Bien que je n'aie jamais eu peur de la nuit ni de l'obscurité qui l'accompagne, à mes heures les plus anxiogènes et mélancoliques, je me retrouve prise au piège de leurs toiles d'araignée, à lutter avec leurs fils et désireuse de survivre à la douleur qu'elles m'infligent. Les nuits engendrent une peur étrangement inquiétante, comme si rendue incapable de respirer dans l'obscurité inquiétante qui m'entoure, j'allais suffoquer sous cette ombre noire qui m'enveloppe. Alors que tout le monde dort autour de moi, un funeste silence plane au-dessus de mes oreilles. Il est difficile d'apprivoiser cette nuit.
 
Durant l'une de ces nuits, je me suis endormie alors que je me tournais et retournais dans mon lit ; je me réveillai à la suite d'un rêve terrifiant qui me secoua.
 
Dans mon rêve, j'étais dans un hôpital aux murs bleus, entourée de gens qui m'étaient inconnus. La seule personne que je connaissais était un très bon ami de ma classe. Les autres visages m'étaient étrangers et étranges. Nous assistions à une conférence à l'hôpital et mon ami et moi étions assis entourés de visages étrangers.
 
Curieusement, je n'appréciais pas du tout mon internat et, par conséquent, mon ami et moi décidâmes de sécher cette conférence.
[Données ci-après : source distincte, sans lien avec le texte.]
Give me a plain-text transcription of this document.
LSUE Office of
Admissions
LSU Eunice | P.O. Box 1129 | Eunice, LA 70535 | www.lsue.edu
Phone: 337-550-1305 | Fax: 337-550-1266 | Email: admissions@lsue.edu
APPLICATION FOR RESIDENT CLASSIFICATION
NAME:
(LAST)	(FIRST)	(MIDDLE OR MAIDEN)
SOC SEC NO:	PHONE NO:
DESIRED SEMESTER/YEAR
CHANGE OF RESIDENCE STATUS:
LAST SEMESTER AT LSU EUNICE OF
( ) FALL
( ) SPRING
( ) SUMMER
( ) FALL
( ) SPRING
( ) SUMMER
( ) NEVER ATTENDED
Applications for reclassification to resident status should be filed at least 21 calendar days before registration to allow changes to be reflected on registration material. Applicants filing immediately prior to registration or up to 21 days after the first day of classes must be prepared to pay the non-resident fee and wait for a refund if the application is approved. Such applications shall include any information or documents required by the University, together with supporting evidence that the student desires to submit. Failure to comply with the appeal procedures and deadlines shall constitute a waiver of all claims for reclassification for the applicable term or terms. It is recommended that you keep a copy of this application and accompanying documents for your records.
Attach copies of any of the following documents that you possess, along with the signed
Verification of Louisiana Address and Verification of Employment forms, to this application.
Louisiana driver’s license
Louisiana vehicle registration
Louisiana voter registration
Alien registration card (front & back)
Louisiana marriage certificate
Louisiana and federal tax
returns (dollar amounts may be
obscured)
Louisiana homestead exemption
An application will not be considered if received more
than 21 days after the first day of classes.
Par la suite, nous fîmes de même en séchant une autre conférence. Et puis, soudainement, je réalisai, dans mon rêve, que j'avais séché deux conférences sans en éprouver la moindre culpabilité. J'éprouvais un sentiment menaçant de négativité. L'internat était à ce point minable que cela m'était complètement égal de sécher les conférences les unes après les autres.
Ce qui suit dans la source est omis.